Its always worth it. We love what we do.
Rooibos tea seems to love extremes when it comes to planting and harvesting. It gets planted in the cold of winter and harvested in the heat of summer. The Western Cape, home to Rooibos, have had some really chilly days but it is so worth venturing out into the cold to watch the tea planting process. Sit back and enjoy watching this big event with us!
Of course, it starts with rain and just the right soil conditions. The Western Cape has been hard hit by drought so planting this year is very challenging and we are grateful for every drop of rain. Rooibos requires well drenched sandy soil but not so sandy that the water disappears too quickly. Depending on the type of soil, there are two options available to our farmers, direct seed sowing or planting seedlings.
We use the latter but gathering the seed is an interesting process. The Rooibos plant bears little yellow flowers which eventually burst into seed. These are collected by literally scraping together the top thin layer of soil around the plant. This ‘seed soil ‘ goes through a first sifting to get rid of most of the coarse sand. Then it gets sifted again but this time underwater so that the Rooibos seeds can float to the top and from there the seed, which has a hard outer scale, is put through a rubbing process to aid germination. The seed is returned to the nurseries where our seedlings are grown between Feb and early June.

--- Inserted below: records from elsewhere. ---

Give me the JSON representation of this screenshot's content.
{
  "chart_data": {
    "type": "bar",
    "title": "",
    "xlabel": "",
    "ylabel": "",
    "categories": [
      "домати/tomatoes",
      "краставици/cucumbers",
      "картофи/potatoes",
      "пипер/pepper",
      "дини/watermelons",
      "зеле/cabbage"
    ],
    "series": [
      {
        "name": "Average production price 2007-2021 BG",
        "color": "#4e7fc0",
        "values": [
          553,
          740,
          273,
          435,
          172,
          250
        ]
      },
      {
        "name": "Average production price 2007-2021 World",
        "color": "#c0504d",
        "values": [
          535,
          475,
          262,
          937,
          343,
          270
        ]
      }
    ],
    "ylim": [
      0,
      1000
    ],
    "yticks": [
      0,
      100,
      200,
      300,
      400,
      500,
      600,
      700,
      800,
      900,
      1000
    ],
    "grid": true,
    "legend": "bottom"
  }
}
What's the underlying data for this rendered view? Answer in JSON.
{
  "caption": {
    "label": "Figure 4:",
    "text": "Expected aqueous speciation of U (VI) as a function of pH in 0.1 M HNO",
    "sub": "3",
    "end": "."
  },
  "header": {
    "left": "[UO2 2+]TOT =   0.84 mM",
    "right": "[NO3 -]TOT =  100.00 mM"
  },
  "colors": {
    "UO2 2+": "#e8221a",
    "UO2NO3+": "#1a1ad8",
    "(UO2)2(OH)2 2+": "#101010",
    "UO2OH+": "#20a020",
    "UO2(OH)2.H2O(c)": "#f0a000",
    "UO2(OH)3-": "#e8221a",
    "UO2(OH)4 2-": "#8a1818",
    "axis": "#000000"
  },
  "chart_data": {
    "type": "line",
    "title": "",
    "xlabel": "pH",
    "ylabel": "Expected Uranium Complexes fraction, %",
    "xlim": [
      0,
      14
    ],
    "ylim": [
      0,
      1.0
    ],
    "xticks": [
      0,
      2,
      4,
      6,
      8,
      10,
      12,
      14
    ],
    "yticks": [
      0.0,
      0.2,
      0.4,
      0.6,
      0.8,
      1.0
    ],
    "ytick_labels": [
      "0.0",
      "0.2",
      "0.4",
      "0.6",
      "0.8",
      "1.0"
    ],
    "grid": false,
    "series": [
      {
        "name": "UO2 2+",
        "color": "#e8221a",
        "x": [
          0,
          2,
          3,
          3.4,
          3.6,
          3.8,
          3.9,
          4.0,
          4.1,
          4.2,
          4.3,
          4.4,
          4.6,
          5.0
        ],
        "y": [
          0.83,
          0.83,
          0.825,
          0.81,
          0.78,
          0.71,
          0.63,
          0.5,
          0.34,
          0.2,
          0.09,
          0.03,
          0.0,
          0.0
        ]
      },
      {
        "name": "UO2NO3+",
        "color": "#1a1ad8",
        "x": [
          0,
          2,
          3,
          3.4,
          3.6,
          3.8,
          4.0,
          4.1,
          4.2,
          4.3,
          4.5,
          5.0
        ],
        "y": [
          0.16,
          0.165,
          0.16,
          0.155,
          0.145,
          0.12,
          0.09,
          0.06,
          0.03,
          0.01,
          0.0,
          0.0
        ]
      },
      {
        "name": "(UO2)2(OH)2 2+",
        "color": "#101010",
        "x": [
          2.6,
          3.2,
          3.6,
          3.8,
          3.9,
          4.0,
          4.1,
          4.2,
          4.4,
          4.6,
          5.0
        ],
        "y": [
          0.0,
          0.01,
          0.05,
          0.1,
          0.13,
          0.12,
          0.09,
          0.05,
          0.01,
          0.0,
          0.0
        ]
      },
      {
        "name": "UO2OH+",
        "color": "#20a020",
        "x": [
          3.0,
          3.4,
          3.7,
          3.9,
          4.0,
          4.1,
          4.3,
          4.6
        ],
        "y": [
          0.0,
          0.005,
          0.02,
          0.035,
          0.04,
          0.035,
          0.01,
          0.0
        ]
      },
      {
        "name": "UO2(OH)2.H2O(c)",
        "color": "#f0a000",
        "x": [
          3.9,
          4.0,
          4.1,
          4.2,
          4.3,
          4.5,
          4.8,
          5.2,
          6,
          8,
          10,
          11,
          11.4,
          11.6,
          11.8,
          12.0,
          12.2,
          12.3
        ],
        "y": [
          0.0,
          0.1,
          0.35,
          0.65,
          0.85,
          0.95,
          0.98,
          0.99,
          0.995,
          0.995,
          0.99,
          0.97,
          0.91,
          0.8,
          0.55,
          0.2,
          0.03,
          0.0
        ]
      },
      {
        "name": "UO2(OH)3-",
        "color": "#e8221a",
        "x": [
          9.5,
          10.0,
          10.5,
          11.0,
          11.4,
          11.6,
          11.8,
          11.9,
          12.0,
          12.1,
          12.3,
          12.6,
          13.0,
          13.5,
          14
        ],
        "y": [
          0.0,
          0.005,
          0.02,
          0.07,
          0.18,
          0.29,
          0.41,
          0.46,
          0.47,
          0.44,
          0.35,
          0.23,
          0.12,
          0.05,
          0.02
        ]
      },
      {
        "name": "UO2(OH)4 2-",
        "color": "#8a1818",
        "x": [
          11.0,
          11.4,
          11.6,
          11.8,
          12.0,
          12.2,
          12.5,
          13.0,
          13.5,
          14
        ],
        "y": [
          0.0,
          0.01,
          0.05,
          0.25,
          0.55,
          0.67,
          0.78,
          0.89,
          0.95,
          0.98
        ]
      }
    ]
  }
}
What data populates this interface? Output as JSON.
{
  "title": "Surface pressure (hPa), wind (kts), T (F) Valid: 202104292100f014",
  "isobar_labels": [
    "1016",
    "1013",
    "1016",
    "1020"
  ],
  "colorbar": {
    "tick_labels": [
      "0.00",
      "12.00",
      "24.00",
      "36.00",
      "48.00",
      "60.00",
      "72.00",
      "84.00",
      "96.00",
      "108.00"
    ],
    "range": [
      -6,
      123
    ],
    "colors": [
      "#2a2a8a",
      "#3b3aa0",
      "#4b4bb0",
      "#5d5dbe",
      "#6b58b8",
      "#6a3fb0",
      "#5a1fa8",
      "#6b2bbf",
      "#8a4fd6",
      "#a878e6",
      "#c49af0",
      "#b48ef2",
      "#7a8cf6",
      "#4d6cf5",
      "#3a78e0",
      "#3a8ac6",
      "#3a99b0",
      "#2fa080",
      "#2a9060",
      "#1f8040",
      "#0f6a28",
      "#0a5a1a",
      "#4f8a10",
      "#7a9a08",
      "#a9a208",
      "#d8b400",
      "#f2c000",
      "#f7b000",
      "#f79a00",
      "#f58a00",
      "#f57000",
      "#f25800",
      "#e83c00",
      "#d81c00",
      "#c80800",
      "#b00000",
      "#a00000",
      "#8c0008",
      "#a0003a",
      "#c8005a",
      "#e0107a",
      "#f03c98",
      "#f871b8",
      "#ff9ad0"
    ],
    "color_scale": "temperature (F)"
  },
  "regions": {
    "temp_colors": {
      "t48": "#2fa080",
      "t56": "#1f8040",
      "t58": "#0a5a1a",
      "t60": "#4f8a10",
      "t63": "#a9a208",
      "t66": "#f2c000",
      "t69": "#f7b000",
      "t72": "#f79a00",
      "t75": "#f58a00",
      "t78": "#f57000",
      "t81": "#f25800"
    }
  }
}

Soil preparation, if it is a new field, starts just after the harvesting process which runs from Jan to April. At Carmién Tea we believe in conservation farming and minimum handling of the soil so no plowing takes place in establishing a new field. No animals are allowed on the fields at any stage. Wheat, also called the soil doctor, prepares the field for the seedlings and is sown in this field the first year. The first seedlings are only planted during the second year of a new field’s existence. The wheat stubble is also left as protection.
Planting starts during the last weeks of June. Good rain is essential during this period as the soil needs to be well hydrated for the planting process which starts with holes , about 10-15 cm deep, being made at regular intervals. If the soil is too dry the holes close up before the plants can be inserted!
A special planting machine does 4 rows at a time and are manned with 8 people each who separate the seedlings and teams of two take turns placing them in slots which then on rotation takes them down to the ground where they are inserted in the holes.
Two wheels then close up and secure the little plants in the soil.
Quite mesmerizing to watch!
The little plants take about a month to settle. Although the Rooibos plant is quite hardy, planting has to be completed by end August as the seedlings are too big by September to establish successfully. Now the babysitting starts and keen eyes keep a watch on natural pests that may attack the plants.
In the first year of being planted a Rooibos field is just topped, not harvested. It is only harvested from year two and delivers peak crops for about four years wherafter it needs replacing again ….time for a younger generation to take over!